Mining officials respond to Rockefeller’s bill
While applauding the efforts of two West Virginia senators hoping to improve the safety of America’s coal miners, a spokesman for an industry organization was critical of the bill introduced to Congress for the fourth time in three years.
Sen. Jay Rockefeller, D-W.Va., reintroduced the Robert C. Byrd Mine and Workplace Safety and Health Act, a bill he believes will remedy the issues that came to light following the 2010 Upper Big Branch mine disaster that claimed 29 lives.
The proposed bill before Congress would strengthen whistleblower protections for those miners who speak about unsafe conditions. It would also increase the criminal penalties for those who knowingly violate mine safety standards, and it would prohibit mine operators from keeping two sets of books. The proposed bill would also give the Mine Safety and Health Administration increased powers to subpoena documents and testimony.
A spokesperson for Arch Coal, a company which has mining operations in Upshur County, deferred making comments on the legislation and instead referred all questions to the National Mining Association.
“Based on our analysis, MSHA already has the authority to implement the changes provided by the proposed legislation,” NMA spokesman Luke Popovich said. “The other provisions are unduly punitive and will not further the cause of mine safety.”
Popovich said employee safety continues to be the top priority of the nation’s coal operators, and he applauded the efforts of the two senators for keeping the issue on the front burner.
“We share the senators’ commitment to mine safety,” Popovich said. “Our development and ongoing implementation of the CORESafety management system that the NMA developed last year is evidence of that commitment.”
A spokesman for the United Mine Workers of America, however, said the time for studying reports of these past tragedies is over, and the time to act is now before another one occurs.
“We believe this bill should have passed back when Sen.

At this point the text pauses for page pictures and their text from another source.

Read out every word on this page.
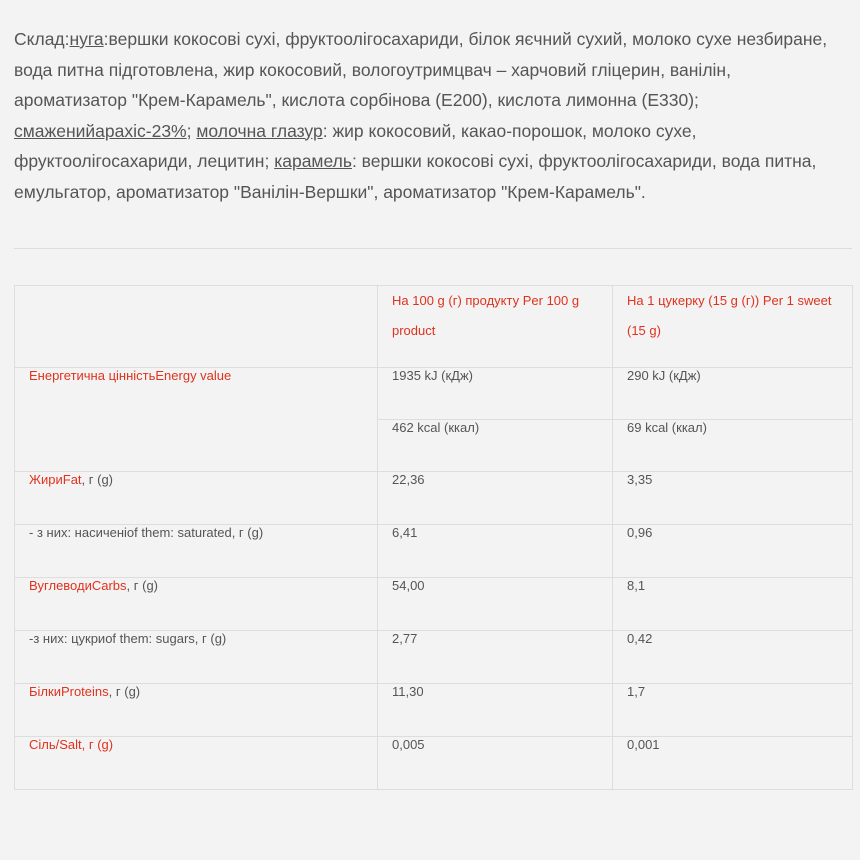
Склад:нуга:вершки кокосові сухі, фруктоолігосахариди, білок яєчний сухий, молоко сухе незбиране, вода питна підготовлена, жир кокосовий, вологоутримцвач – харчовий гліцерин, ванілін, ароматизатор "Крем-Карамель", кислота сорбінова (E200), кислота лимонна (E330); смаженийарахіс-23%; молочна глазур: жир кокосовий, какао-порошок, молоко сухе, фруктоолігосахариди, лецитин; карамель: вершки кокосові сухі, фруктоолігосахариди, вода питна, емульгатор, ароматизатор "Ванілін-Вершки", ароматизатор "Крем-Карамель".

	На 100 g (г) продукту Per 100 g product	На 1 цукерку (15 g (г)) Per 1 sweet (15 g)

Енергетична цінністьEnergy value	1935 kJ (кДж)	290 kJ (кДж)
	462 kcal (ккал)	69 kcal (ккал)
ЖириFat, г (g)	22,36	3,35
- з них: насиченіof them: saturated, г (g)	6,41	0,96
ВуглеводиCarbs, г (g)	54,00	8,1
-з них: цукриof them: sugars, г (g)	2,77	0,42
БілкиProteins, г (g)	11,30	1,7
Сіль/Salt, г (g)	0,005	0,001
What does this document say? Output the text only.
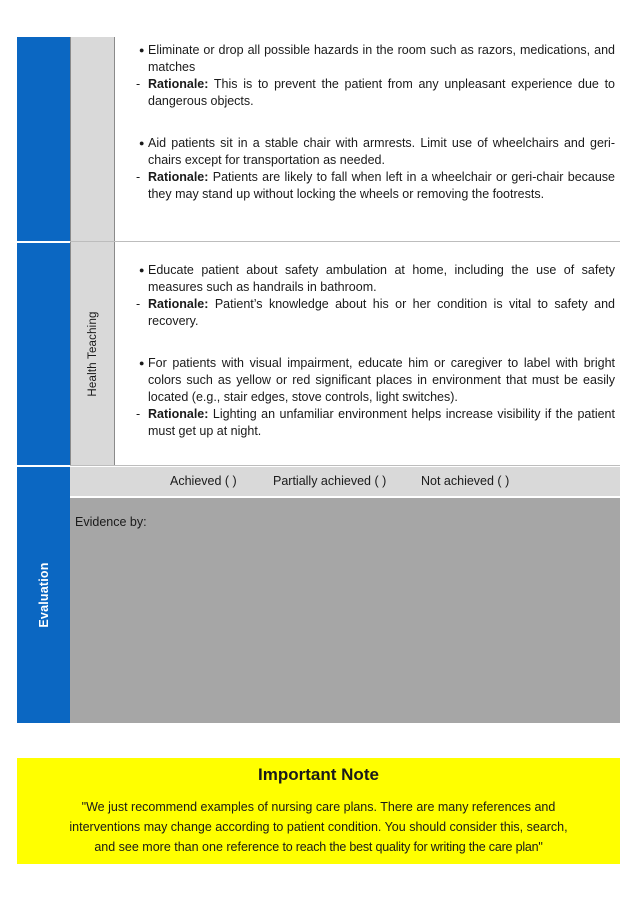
Evaluation
Health Teaching
● Eliminate or drop all possible hazards in the room such as razors, medications, and matches
- Rationale: This is to prevent the patient from any unpleasant experience due to dangerous objects.
● Aid patients sit in a stable chair with armrests. Limit use of wheelchairs and geri-chairs except for transportation as needed.
- Rationale: Patients are likely to fall when left in a wheelchair or geri-chair because they may stand up without locking the wheels or removing the footrests.
● Educate patient about safety ambulation at home, including the use of safety measures such as handrails in bathroom.
- Rationale: Patient’s knowledge about his or her condition is vital to safety and recovery.
● For patients with visual impairment, educate him or caregiver to label with bright colors such as yellow or red significant places in environment that must be easily located (e.g., stair edges, stove controls, light switches).
- Rationale: Lighting an unfamiliar environment helps increase visibility if the patient must get up at night.
Achieved ( )	Partially achieved ( )	Not achieved ( )
Evidence by:
Important Note
"We just recommend examples of nursing care plans. There are many references and
interventions may change according to patient condition. You should consider this, search,
and see more than one reference to reach the best quality for writing the care plan"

Byrd introduced it,” Phil Smith said. “When any employer puts the lives of employees at risk, in our opinion, the punishment cannot be too great.”
Smith said the punishments contained within the legislation should force mine owners to rethink the way business is conducted.
“We need to get past the thinking that you can violate, get caught, pay a fine and consider that just a cost of doing business,” Smith said. “If that continues, things won’t change very fast.”
Rockefeller also said more must be done to protect miners.
“Some crucial steps have been taken to improve mine safety, but we are long overdue to make an even bigger leap forward by passing comprehensive mine safety legislation,” Rockefeller said. “Coal miners’ loved ones give thanks for answered prayers every time they walk through the front door. We should be constantly vigilant for that safe return home. We cannot wait for another tragedy before we act.”
Fellow West Virginia Sen. Joe Manchin echoed Rockefeller’s statements, saying mining is an important part of the state’s culture and economic future.
“Every miner should wake up in the morning and expect to come home safely to their loved ones at night,” Manchin said. “We need to continue to improve mine safety so that our miners’ lives are never in jeopardy.”